Chicago Avenue—not Chicago’s east-west thoroughfare, but the Evanston extension of Chicago’s Clark Street—was closed between South Boulevard and Howard Street in Evanston after the accident. The Evanston Fire Department said the CTA shut down power to the Red and Purple lines.
After the CTA cut power to the Purple Line, a train became stuck between stops in Evanston, and firefighters were able to safely evacuate passengers from that train.
The Yellow Line is the only CTA train line that does not run to downtown Chicago. It runs between the Dempster-Skokie Terminal on Dempster Street two blocks west of Skokie Boulevard (Cicero Avenue) in Skokie and the Howard Terminal in Chicago’s Rogers Park neighborhood. From Dodge Avenue (California Avenue) to the east, the line runs in a below-grade trench parallel to Evanston’s Mulford and Case streets before passing through the Howard Rail yard, then rising to complete its journey at the elevated Howard Terminal.
The collision occurred right at the point where Yellow Line trains enter the station from the north and west of their route, exiting the below-grade trench and entering a potentially dangerous curve, according to transportation expert and DePaul University professor Joe. Schwietermann.
Habermehl reported that the impact of the crash caused the guide wheel set on the Yellow Line train to derail. The snow removal unit also suffered some damage to its back.
Schwieterman said several factors were in place, which were at least in part. He said a piece of snow removal equipment is not normally expected to sit on the tracks during the day — since the Skokie Swift is not a 24-hour operation, such car movements are usually done at night.

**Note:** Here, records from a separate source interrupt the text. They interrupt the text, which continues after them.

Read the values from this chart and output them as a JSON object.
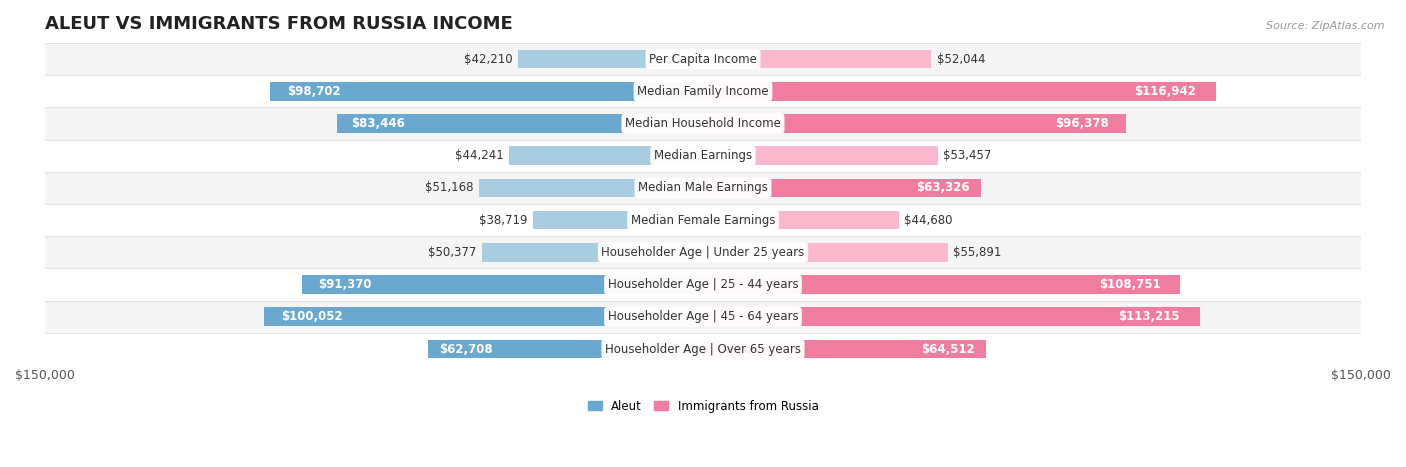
{
  "title": "ALEUT VS IMMIGRANTS FROM RUSSIA INCOME",
  "source": "Source: ZipAtlas.com",
  "categories": [
    "Per Capita Income",
    "Median Family Income",
    "Median Household Income",
    "Median Earnings",
    "Median Male Earnings",
    "Median Female Earnings",
    "Householder Age | Under 25 years",
    "Householder Age | 25 - 44 years",
    "Householder Age | 45 - 64 years",
    "Householder Age | Over 65 years"
  ],
  "aleut_values": [
    42210,
    98702,
    83446,
    44241,
    51168,
    38719,
    50377,
    91370,
    100052,
    62708
  ],
  "russia_values": [
    52044,
    116942,
    96378,
    53457,
    63326,
    44680,
    55891,
    108751,
    113215,
    64512
  ],
  "aleut_color_large": "#6aa8d0",
  "aleut_color_small": "#a8cce0",
  "russia_color_large": "#f07ca0",
  "russia_color_small": "#f9b8cc",
  "aleut_label": "Aleut",
  "russia_label": "Immigrants from Russia",
  "max_value": 150000,
  "bar_height": 0.58,
  "title_fontsize": 13,
  "axis_fontsize": 9,
  "cat_fontsize": 8.5,
  "value_fontsize": 8.5,
  "inside_threshold": 60000,
  "row_colors": [
    "#f5f5f5",
    "#ffffff"
  ],
  "row_border_color": "#d8d8d8"
}
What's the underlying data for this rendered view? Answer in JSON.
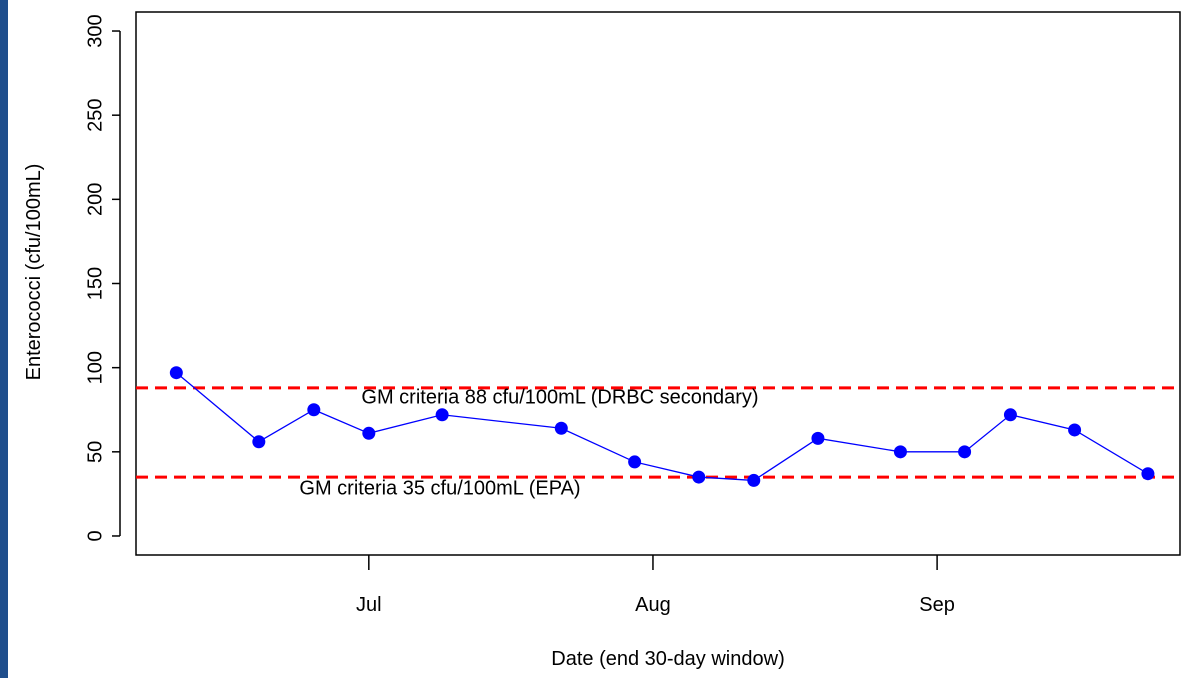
{
  "chart_data": {
    "type": "line",
    "x_label": "Date (end 30-day window)",
    "y_label": "Enterococci (cfu/100mL)",
    "x": [
      161,
      170,
      176,
      182,
      190,
      203,
      211,
      218,
      224,
      231,
      240,
      247,
      252,
      259,
      267
    ],
    "values": [
      97,
      56,
      75,
      61,
      72,
      64,
      44,
      35,
      33,
      58,
      50,
      50,
      72,
      63,
      37
    ],
    "color": "#0000ff",
    "xlim": [
      156.6,
      270.5
    ],
    "xticks": [
      {
        "value": 182,
        "label": "Jul"
      },
      {
        "value": 213,
        "label": "Aug"
      },
      {
        "value": 244,
        "label": "Sep"
      }
    ],
    "ylim": [
      -11.3,
      311.3
    ],
    "yticks": [
      0,
      50,
      100,
      150,
      200,
      250,
      300
    ],
    "reference_lines": [
      {
        "value": 88,
        "label": "GM criteria 88 cfu/100mL (DRBC secondary)",
        "color": "#ff0000"
      },
      {
        "value": 35,
        "label": "GM criteria 35 cfu/100mL (EPA)",
        "color": "#ff0000"
      }
    ]
  }
}
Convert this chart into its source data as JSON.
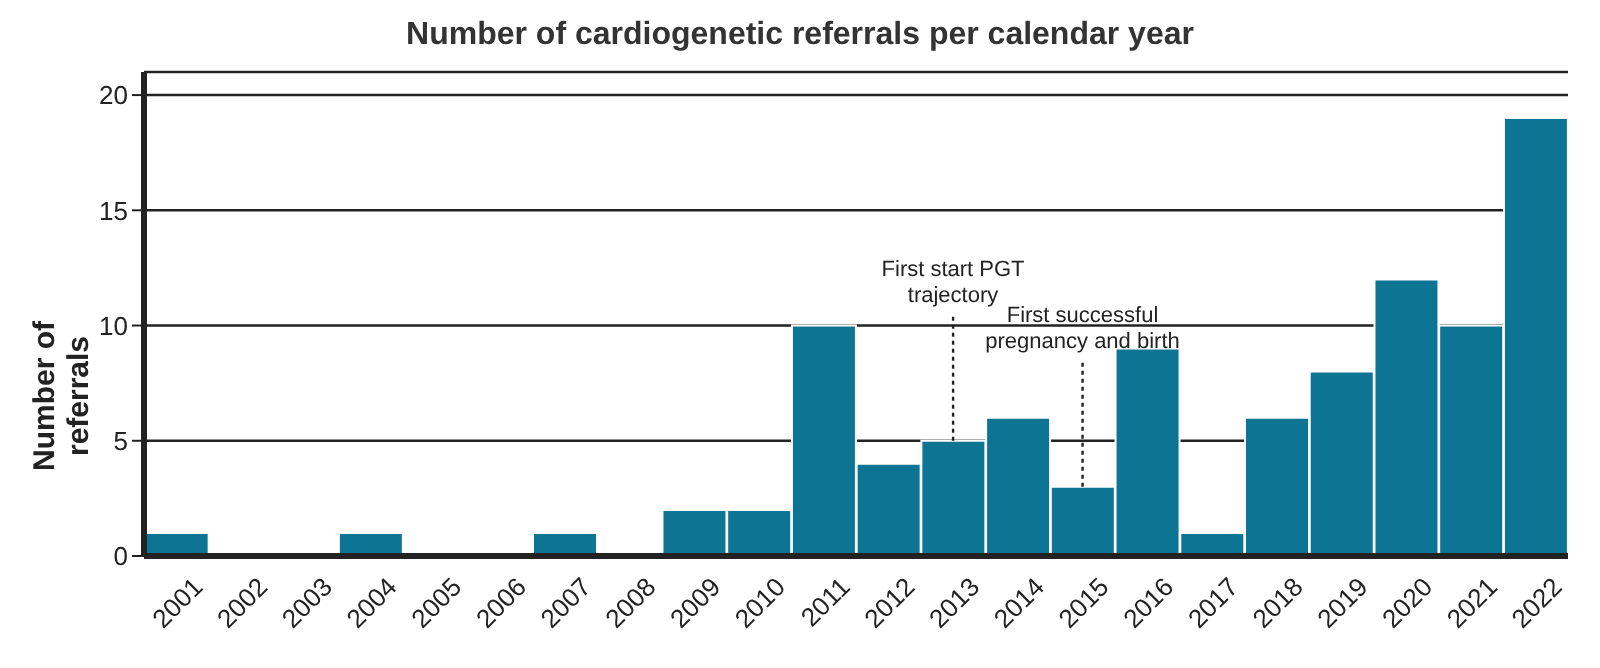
{
  "chart_data": {
    "type": "bar",
    "title": "Number of cardiogenetic referrals per calendar year",
    "ylabel": "Number of referrals",
    "categories": [
      "2001",
      "2002",
      "2003",
      "2004",
      "2005",
      "2006",
      "2007",
      "2008",
      "2009",
      "2010",
      "2011",
      "2012",
      "2013",
      "2014",
      "2015",
      "2016",
      "2017",
      "2018",
      "2019",
      "2020",
      "2021",
      "2022"
    ],
    "values": [
      1,
      0,
      0,
      1,
      0,
      0,
      1,
      0,
      2,
      2,
      10,
      4,
      5,
      6,
      3,
      9,
      1,
      6,
      8,
      12,
      10,
      19
    ],
    "color": "#0e7494",
    "ylim": [
      0,
      21
    ],
    "yticks": [
      0,
      5,
      10,
      15,
      20
    ],
    "grid": "y",
    "annotations": [
      {
        "text": "First start PGT trajectory",
        "x": "2013",
        "y": 5
      },
      {
        "text": "First successful pregnancy and birth",
        "x": "2015",
        "y": 3
      }
    ]
  }
}
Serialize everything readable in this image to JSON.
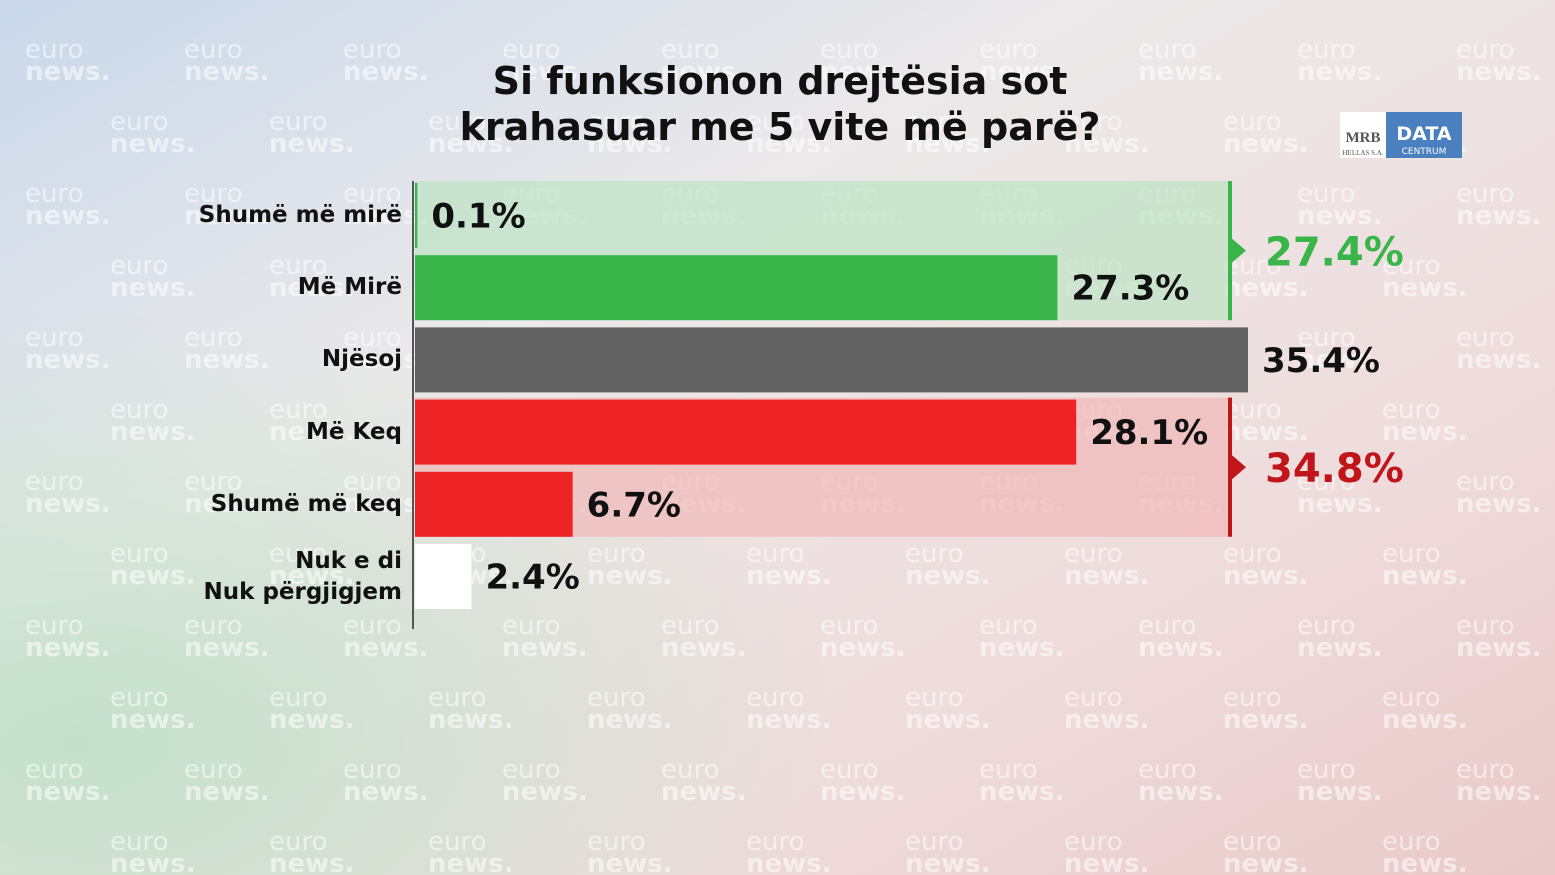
{
  "chart_data": {
    "type": "bar",
    "orientation": "horizontal",
    "title": "Si funksionon drejtësia sot\nkrahasuar me 5 vite më parë?",
    "categories": [
      "Shumë më mirë",
      "Më Mirë",
      "Njësoj",
      "Më Keq",
      "Shumë më keq",
      "Nuk e di\nNuk përgjigjem"
    ],
    "values": [
      0.1,
      27.3,
      35.4,
      28.1,
      6.7,
      2.4
    ],
    "value_labels": [
      "0.1%",
      "27.3%",
      "35.4%",
      "28.1%",
      "6.7%",
      "2.4%"
    ],
    "colors": [
      "#3ab54a",
      "#3ab54a",
      "#626262",
      "#ee2326",
      "#ee2326",
      "#ffffff"
    ],
    "xlim": [
      0,
      35.4
    ],
    "annotations": [
      {
        "value": 27.4,
        "label": "27.4%",
        "color": "#3ab54a"
      },
      {
        "value": 34.8,
        "label": "34.8%",
        "color": "#c0151b"
      }
    ]
  },
  "watermark": [
    "euro",
    "news."
  ],
  "logo": [
    "MRB",
    "HELLAS S.A.",
    "DATA",
    "CENTRUM"
  ]
}
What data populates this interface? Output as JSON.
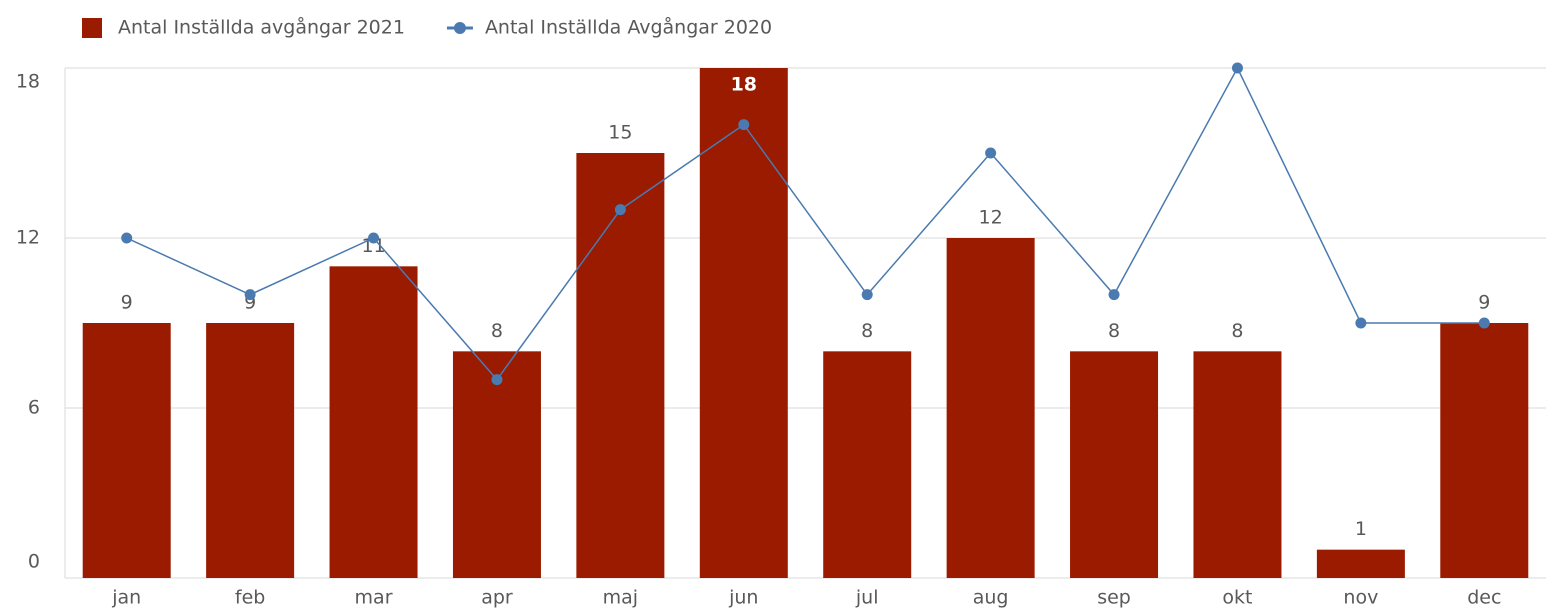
{
  "chart_data": {
    "type": "combo",
    "categories": [
      "jan",
      "feb",
      "mar",
      "apr",
      "maj",
      "jun",
      "jul",
      "aug",
      "sep",
      "okt",
      "nov",
      "dec"
    ],
    "series": [
      {
        "name": "Antal Inställda avgångar 2021",
        "type": "bar",
        "color": "#9a1b00",
        "values": [
          9,
          9,
          11,
          8,
          15,
          18,
          8,
          12,
          8,
          8,
          1,
          9
        ]
      },
      {
        "name": "Antal Inställda Avgångar 2020",
        "type": "line",
        "color": "#4a7ab0",
        "values": [
          12,
          10,
          12,
          7,
          13,
          16,
          10,
          15,
          10,
          18,
          9,
          9
        ]
      }
    ],
    "ylim": [
      0,
      18
    ],
    "yticks": [
      0,
      6,
      12,
      18
    ],
    "grid": true
  }
}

There were also questions about why the motorist did not stop for the snowplow and whether the motorist did not respond. There were recordings that indicated radio calls went out and there was no response, Schwieterman said.
“There were several things that happened here that led to a really devastating outcome,” Schwieterman said.
The top speed on the Yellow Line is 55 mph, and train operators usually slow down to about 25 mph when entering the Howard Terminal, Schwieterman said.
“It’s a worst-case scenario right around that curve — not enough time to stop,” Schwieterman said. “And usually only visual signals are enough to stop an ‘L’ train, but not today.”
The National Transportation Safety Board said it has sent a team to the scene.
The damaged train and snowplow remained on the scene by late afternoon and the Yellow Line remained closed. Both devices will remain in place until they are given approval by the NTSB.
In an unrelated incident just over three hours after the train crash,near the Howard Red Line terminal. At 1:51 p.m., a man was in an argument with another person that became physical in the 1600 block of West Howard Street, and the other person shot the man in the torso, killing him.